Yenigün Gazetesi
Erkal Etçioğlu
DURGUNLUK VE GEÇİM SIKINTISI
Ekonomik alanda gözlenen son gelişmeler Türkiye’nin hızla “durgunluğa ve büyüme hızında düşüklüğe” doğru gittiğini gösteriyor. Piyasalardaki likitide (nakit) oranının gittikçe düşmesi özellikle esnaflarımızı zor durumda bırakıyor.Bir çok esnaf kepenk kapatıyor. Vatandaşın hali ise perişan durumda.Hızla körüklenen tüketimi arttırıcı kampanyalar ise zaten günlük yaşayan halkımızın geçim sıkıntısını zorluyor.Gelir dağılımındaki adaletsiz paylaşım; sosyal dengeleri bozma eğiliminde.
Enflasyon oranı resmi rakamlarda % 8-10 civarın da gözükse de çarşı ve pazardaki reel rakamlar halkın acil ihtiyaç kalemlerinde bunun nerede ise yaklaşık dört katı fazlasını gösteriyor. Bizlere söylenen “her şey iyi gidiyor” hikayesi artık tükeniyor mu ? diye sormak gerekiyor Neredeyse dışarıdan para girişine bağlanmış bir ekonomik program yürütülüyor.
Özelleştirme gelirlerine ve dışarıdan gelen sıcak para girişine endeksli ekonomik gelişme halkı sürekli fakirleştiriyor.Çünkü “ çarpık ekonomik yapı” kamu ekonomisinin bütün zararlarını düzeltmek yerine halka ödetmek siyaseti peşinde.
Devletin ve halkın malı olan kârlı kamu kuruluşları hatta otoyollar, limanlar “babalar gibi” yok pahasına satılıyor. Bu paralarla dış borçlar zamanında ödeniyor.Halka da sadaka verir gibi yardım dağıtılıyor.İşin en üzücü tarafı ise halkın yardım almaya alıştırılması.Dün ayıplanan sadaka isteme davranışı bugün adeta normalleşme eğilimi gösteriyor.
Geçen gün Adapazarı Büyükşehir Belediyesinin 14.500 adet yardım paketi alımı için ihale yaptığını öğrendim.Bu seçimler öncesi en az 3 kere 5.000 eve yardım paketi verilecek demektir.Elbette halka yardım dağıtılmasına karşı değilim.Ama bu paralar benim ödediğim su parasından, vergilerden çıkıyorsa ve seçim malzemesi olarak kullanılıyorsa elbette itirazım var. Yardım ulufe gibi dağıtılamaz. Eğer her yıl yardım edilecek fakir aile sayısı artıyorsa sizin uyguladığınız ekonomik program halkı fakirleştiriyor demektir. Muhtarların bildirdiği fakir aile sayısı ile yardım dağıtılan aile sayısı arasında ciddi farklar bulunduğu yönünde duyumlar alıyorum.Siz fakir ailelere yardım dağıtacağınıza her aileden bir kişiyi meslek sahibi yaparak bir işe sokmaya çalışın.Yani insanlarımıza balık vermek yerine balık tutmayı öğretin.

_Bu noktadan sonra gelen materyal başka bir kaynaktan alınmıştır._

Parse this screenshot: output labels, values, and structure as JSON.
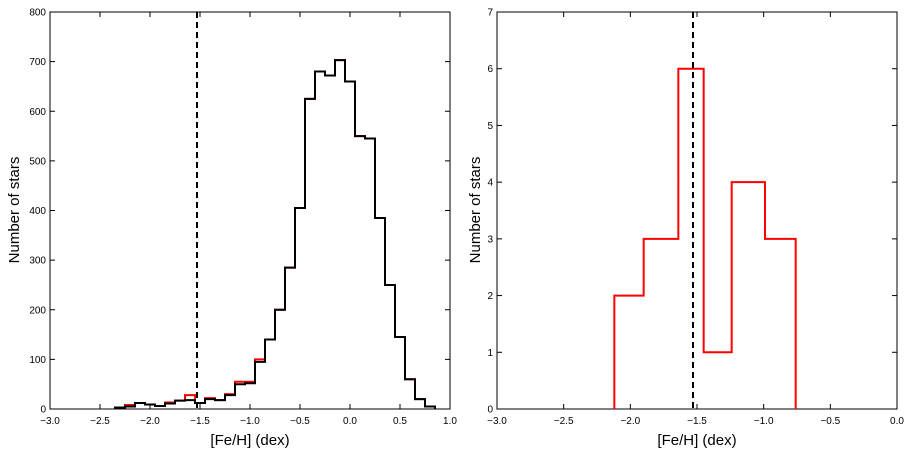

Kısacası halkın içine inerseniz esnafından memuruna herkesin sıkıntı içinde olduğunu göreceksiniz.Şayet ekonomik program; yabancı uyruklu bakan ve uzmanlar eliyle ve böyle
devam ederse korkarım yakında muhtelif sosyal patlamaları hep birlikte izleyeceğiz.Zaten şiddet eğiliminin ve adi suç sayılarının son yıllarda artmasının ana nedeni bu durumdur. Bizim görevimiz elbette uyarmaktır. Gerisi ise yürütme organlarında yer alan seçilmişlerin bileceği iştir. Bankaların dağıttıkları krediler de işi çözemeyecektir. Aksine sorunu körükleyen bir manivela gibi olacaktır.Bence iktidarın kırılma noktası yaklaşıyor gibi görünüyor.Çünkü “taşıma suyla değirmenin dönmeyeceği” dünden belli idi.Küresel ekonomik etkinin idealist kadroları bile nasıl köleleştirdiğini hepimiz birlikte görüyoruz.Bu durumdan alınacak çok dersler vardır.İşsizlik oranının artması da bu ekonomik daralmanın bir sonucu olarak görünüyor.Kısacası 2008 de Allah yardımcımız olsun.İhşallah bir gün ülkenin başına “fakirlerle” birlikte “orta direk” halkı düşünen “insaflı bir iktidarı” getirme iradesini milletimiz gösterir.Yoksa geleceğimiz pek parlak gözükmüyor.